Irish Examiner view: Attitudes to Irish unity are changing

Irish Examiner view: Attitudes to Irish unity are changing

 Sinn Féin leader Mary Lou McDonald. inn Féin, in particular, would do well to reflect on whether a majority of people in the Republic want unity in the near future.

Two polls published this week on both sides of the border reveal some surprising attitudes to the prospect of a united Ireland or the breakup of the UK within the next few years. Both polls were held in the run-up to the 100th anniversary of the creation of Northern Ireland on May 3.

A majority of people in the Republic do not believe there will be a united Ireland within the next 10 years, according to a Red C poll. However, a majority of people on both sides of the border believe Northern Ireland will have left the UK within 25 years, either as a separate state or as part of a united Ireland. A poll commissioned by BBC Northern Ireland’s Spotlight programme reveals that only 40% of people in the North see the anniversary of its formation in 1921 as a cause for celebration. It also found that 49% of the North’s residents favour remaining a part of the UK, while 43% supported leaving. In the Republic, 51% favoured a united Ireland, with 27% backing the status quo.

The Red C poll found that 43% of those surveyed believed there would not be a united Ireland within 10 years, while 32% agreed there would be, and 25% did not know.

Politicians of all shades on both sides of the border should note these results. Sinn Féin, in particular, would do well to reflect on whether a majority of people in the Republic want unity in the near future. While there may be nostalgic support for unity, what would it look like in practice? Would the capital necessarily be in Dublin? How would unionists be accommodated? How would our healthcare system work? How would the North be funded until it becomes a viable economy? These chastening thoughts may well cause nationalists in the Republic to pause in their support for unification.
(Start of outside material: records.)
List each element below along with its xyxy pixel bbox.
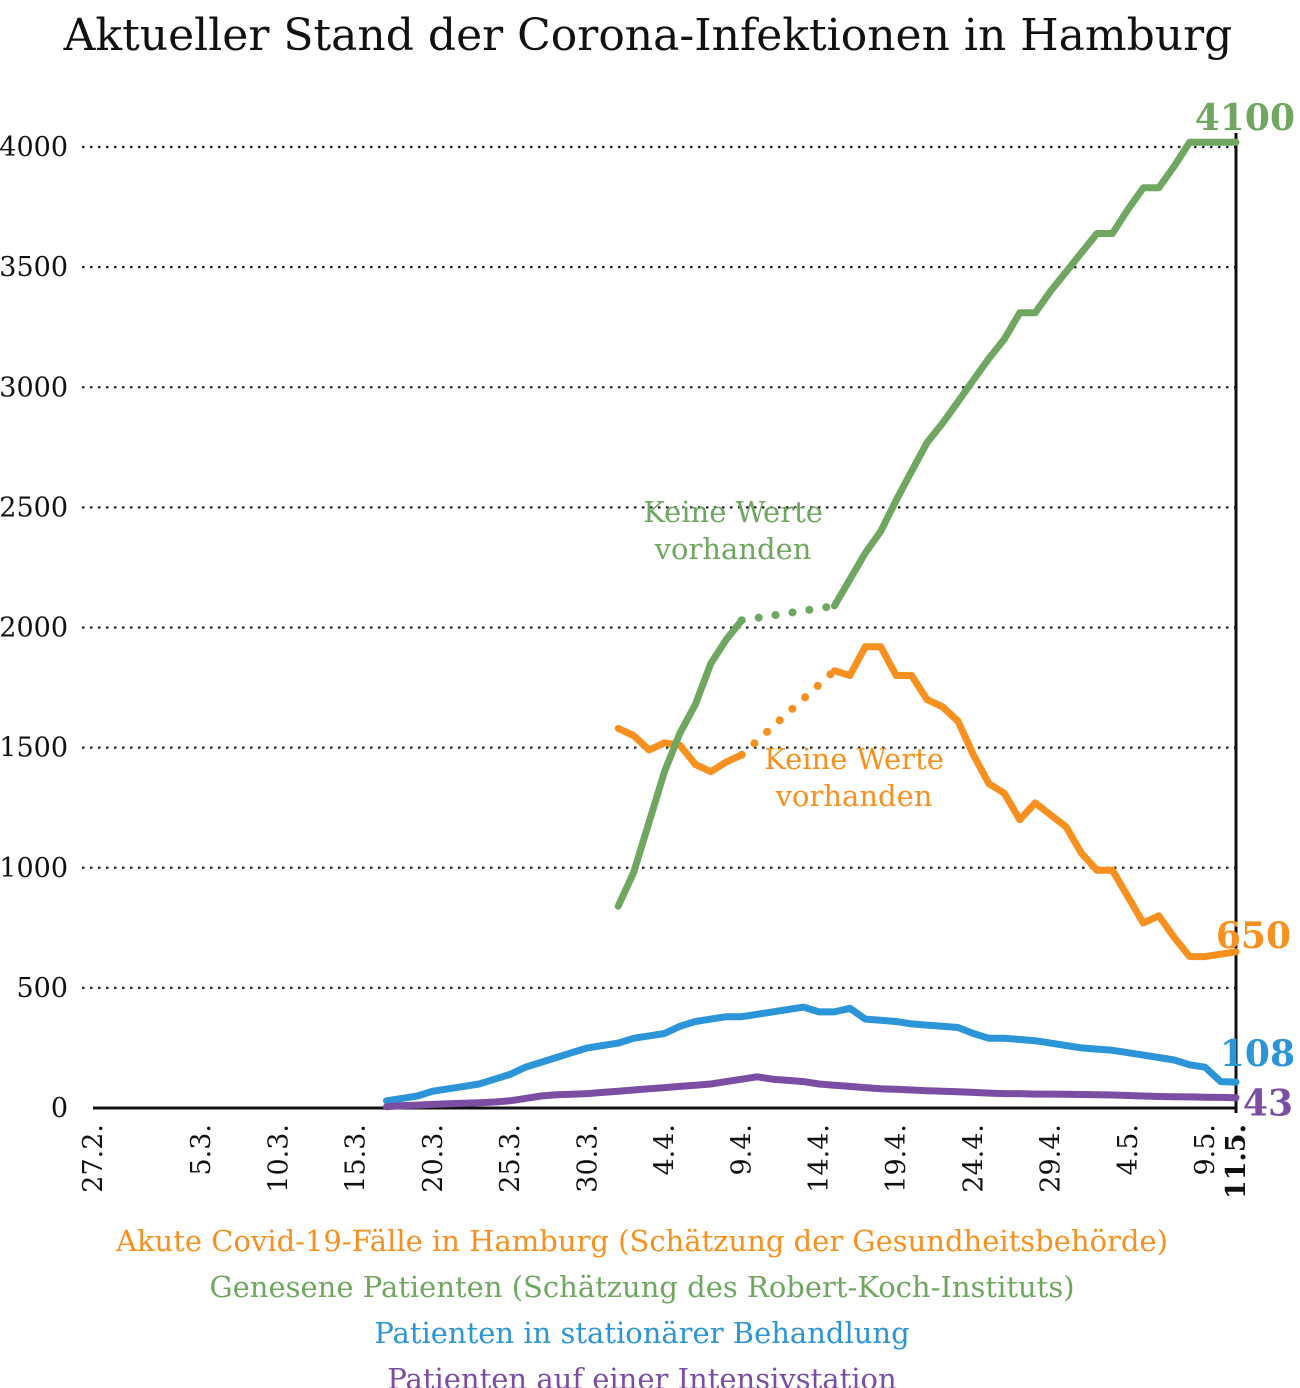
y-tick-label: 1000: [0, 853, 68, 884]
x-tick-label: 4.5.: [1113, 1124, 1144, 1176]
y-tick-label: 2000: [0, 613, 68, 644]
series-3: [383, 1073, 1240, 1111]
series-line: [383, 1073, 1240, 1111]
series-layer: [383, 138, 1240, 1111]
x-axis-ticks: 27.2. 5.3. 10.3. 15.3. 20.3. 25.3. 30.3. 4.4. 9.…: [78, 1124, 1252, 1199]
series-line: [830, 643, 1240, 961]
end-labels: 650 4100 108 43: [1195, 97, 1295, 1124]
y-tick-label: 0: [51, 1093, 68, 1124]
annotation-line: Keine Werte: [643, 495, 823, 529]
x-tick-label: 20.3.: [418, 1124, 449, 1193]
x-tick-label: 14.4.: [804, 1124, 835, 1193]
y-tick-label: 500: [16, 973, 68, 1004]
x-tick-label: 9.5.: [1190, 1124, 1221, 1176]
annotation-line: Keine Werte: [764, 742, 944, 776]
x-tick-label: 9.4.: [727, 1124, 758, 1176]
legend-entry: Patienten auf einer Intensivstation: [387, 1362, 896, 1388]
y-tick-label: 2500: [0, 492, 68, 523]
series-line: [614, 724, 746, 776]
series-gap-dotted: [737, 601, 839, 625]
series-2: [383, 1003, 1240, 1105]
y-axis-ticks: 0 500 1000 1500 2000 2500 3000 3500 4000: [0, 132, 68, 1124]
series-line: [383, 1003, 1240, 1105]
y-tick-label: 1500: [0, 733, 68, 764]
legend-entry: Akute Covid-19-Fälle in Hamburg (Schätzu…: [115, 1224, 1168, 1258]
legend-entry: Patienten in stationärer Behandlung: [374, 1316, 909, 1350]
series-gap-dotted: [737, 666, 839, 759]
x-tick-label: 29.4.: [1036, 1124, 1067, 1193]
x-tick-label: 19.4.: [881, 1124, 912, 1193]
series-0: [614, 643, 1240, 961]
series-end-label: 43: [1243, 1083, 1293, 1125]
axes: [93, 133, 1238, 1113]
x-tick-label: 4.4.: [650, 1124, 681, 1176]
annotation-line: vorhanden: [775, 779, 933, 813]
x-tick-label: 5.3.: [186, 1124, 217, 1176]
series-end-label: 4100: [1195, 97, 1295, 139]
x-tick-label: 25.3.: [495, 1124, 526, 1193]
y-tick-label: 4000: [0, 132, 68, 163]
x-tick-label: 30.3.: [572, 1124, 603, 1193]
legend: Akute Covid-19-Fälle in Hamburg (Schätzu…: [115, 1224, 1168, 1388]
x-tick-label: 10.3.: [263, 1124, 294, 1193]
x-tick-label: 15.3.: [341, 1124, 372, 1193]
x-tick-label: 27.2.: [78, 1124, 109, 1193]
series-line: [614, 616, 746, 910]
x-tick-label: 24.4.: [958, 1124, 989, 1193]
annotation-line: vorhanden: [654, 532, 812, 566]
x-tick-label: 11.5.: [1221, 1124, 1252, 1199]
y-tick-label: 3000: [0, 372, 68, 403]
series-1: [614, 138, 1240, 910]
y-tick-label: 3500: [0, 252, 68, 283]
chart-title: Aktueller Stand der Corona-Infektionen i…: [63, 10, 1233, 61]
series-end-label: 650: [1216, 915, 1291, 957]
legend-entry: Genesene Patienten (Schätzung des Robert…: [209, 1270, 1074, 1304]
series-line: [830, 138, 1240, 610]
series-end-label: 108: [1220, 1033, 1295, 1075]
Sinn Féin has made a number of attempts in recent years to garner support for an early referendum on unification to the point where it has become a form of coercion. They have attracted some strange bedfellows. Earlier this year, George Osborne, a former chancellor of the exchequer of the UK, came out in favour of a poll, followed by Max Hastings, a former editor of The Daily Telegraph, the bible of the Tory party. Writing for Bloomberg, Hastings said Irish unity “would serve the best interests of Irish people, save a rump of alienated Protestants, historically out of their time”.

In the North itself, the DUP should note that changing demographics are also changing the political landscape there, and making unification more likely in the medium term. They must also be aware, as Osborne put it in a London Evening Standard article, that “its prosperity now depends on its relationship with Dublin and Brussels, not London. The politics will follow”. He added that most people in Britain will not care. Ironically, southerners may exhibit more empathy with unionists than Britons do.

At the same time, Fianna Fáil and Fine Gael have already seen support fall during the pandemic. The prospect is that they would fare even worse in a united Ireland, with the current likelihood that Sinn Féin would become the dominant political party. Attitudes are changing on both sides of the border. Politicians of all shades would do well to take note of that.